Judiciario
Ex diz que estava bêbada, nega agressão e Justiça absolve vereador
A Justiça de Mato Grosso absolveu o vereador afastado de Barra do Bugres, Laércio Norberto Júnior (PL), conhecido como “Júnior Chaveiro”, das acusações de lesão corporal e ameaça contra a então namorada, Deisiane Silva de Assis.
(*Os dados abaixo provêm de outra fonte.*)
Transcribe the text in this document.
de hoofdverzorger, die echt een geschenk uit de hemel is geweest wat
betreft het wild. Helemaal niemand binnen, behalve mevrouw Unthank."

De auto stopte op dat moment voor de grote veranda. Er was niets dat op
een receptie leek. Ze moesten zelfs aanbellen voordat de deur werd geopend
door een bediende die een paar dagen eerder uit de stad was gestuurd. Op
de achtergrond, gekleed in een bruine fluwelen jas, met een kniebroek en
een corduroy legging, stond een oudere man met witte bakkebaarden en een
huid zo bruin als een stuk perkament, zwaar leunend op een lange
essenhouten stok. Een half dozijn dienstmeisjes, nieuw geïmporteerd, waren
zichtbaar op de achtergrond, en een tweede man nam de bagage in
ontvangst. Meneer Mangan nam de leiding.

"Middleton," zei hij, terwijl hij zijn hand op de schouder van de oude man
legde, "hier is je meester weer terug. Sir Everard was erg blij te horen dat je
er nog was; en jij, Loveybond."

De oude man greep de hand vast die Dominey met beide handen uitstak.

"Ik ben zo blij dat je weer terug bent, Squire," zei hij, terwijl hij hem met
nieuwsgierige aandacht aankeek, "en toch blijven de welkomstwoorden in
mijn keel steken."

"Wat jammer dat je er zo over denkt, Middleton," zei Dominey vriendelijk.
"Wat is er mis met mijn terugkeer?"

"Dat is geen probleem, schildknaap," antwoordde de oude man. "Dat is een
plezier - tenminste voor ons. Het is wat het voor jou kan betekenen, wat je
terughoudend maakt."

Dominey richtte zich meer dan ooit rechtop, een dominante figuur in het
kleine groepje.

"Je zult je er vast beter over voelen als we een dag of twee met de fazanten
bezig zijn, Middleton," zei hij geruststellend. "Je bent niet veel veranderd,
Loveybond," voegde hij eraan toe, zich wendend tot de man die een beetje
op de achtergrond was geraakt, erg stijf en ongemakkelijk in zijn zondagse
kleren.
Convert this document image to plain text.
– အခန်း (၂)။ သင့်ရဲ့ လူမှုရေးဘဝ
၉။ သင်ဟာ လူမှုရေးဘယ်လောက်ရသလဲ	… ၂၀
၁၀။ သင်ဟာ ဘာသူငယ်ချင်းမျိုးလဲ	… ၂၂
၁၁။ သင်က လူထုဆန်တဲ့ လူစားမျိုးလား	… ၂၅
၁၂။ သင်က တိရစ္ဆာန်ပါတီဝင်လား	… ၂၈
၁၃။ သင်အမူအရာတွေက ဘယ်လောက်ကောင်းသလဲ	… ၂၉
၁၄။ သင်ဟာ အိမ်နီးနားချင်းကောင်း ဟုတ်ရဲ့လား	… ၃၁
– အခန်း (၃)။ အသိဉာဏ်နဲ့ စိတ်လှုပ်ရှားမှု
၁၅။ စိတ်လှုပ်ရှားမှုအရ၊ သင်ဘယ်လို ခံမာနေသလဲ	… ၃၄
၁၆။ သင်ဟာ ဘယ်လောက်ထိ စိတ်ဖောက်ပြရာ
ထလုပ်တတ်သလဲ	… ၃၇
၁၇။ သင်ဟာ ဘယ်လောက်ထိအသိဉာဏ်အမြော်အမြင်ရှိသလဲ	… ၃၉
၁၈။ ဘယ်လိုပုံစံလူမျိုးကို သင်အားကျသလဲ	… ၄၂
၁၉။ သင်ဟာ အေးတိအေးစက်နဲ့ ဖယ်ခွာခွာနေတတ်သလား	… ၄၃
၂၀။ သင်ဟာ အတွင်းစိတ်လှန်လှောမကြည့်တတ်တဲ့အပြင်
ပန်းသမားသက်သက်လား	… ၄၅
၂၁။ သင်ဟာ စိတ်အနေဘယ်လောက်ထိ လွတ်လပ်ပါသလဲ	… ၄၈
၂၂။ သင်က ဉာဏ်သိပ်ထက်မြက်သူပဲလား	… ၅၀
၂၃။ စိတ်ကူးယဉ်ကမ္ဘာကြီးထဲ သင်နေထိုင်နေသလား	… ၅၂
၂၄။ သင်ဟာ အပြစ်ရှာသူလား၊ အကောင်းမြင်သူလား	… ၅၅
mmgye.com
Afirmou que estava sob forte efeito de álcool na noite do ocorrido, que foi à residência do réu por ciúmes
A decisão foi assinada nesta segunda-feira (13) pelo juiz Antônio Dias de Souza Neto, da 3ª Vara da comarca. Com a absolvição, o magistrado determinou a revogação da prisão preventiva e todas as medidas cautelares impostas contra o parlamentar.
Na sentença, o magistrado concluiu que não houve provas suficientes para sustentar uma condenação.
Durante a audiência de instrução e julgamento, a vítima mudou a versão apresentada inicialmente à Polícia Civil.
Em juízo, afirmou que estava sob forte efeito de álcool na noite dos fatos e que foi até a casa do vereador por ciúmes. Segundo ela, a discussão começou quando tentou tomar o celular do então companheiro e as lesões constatadas em exame pericial ocorreram de forma acidental, durante a disputa pelo aparelho.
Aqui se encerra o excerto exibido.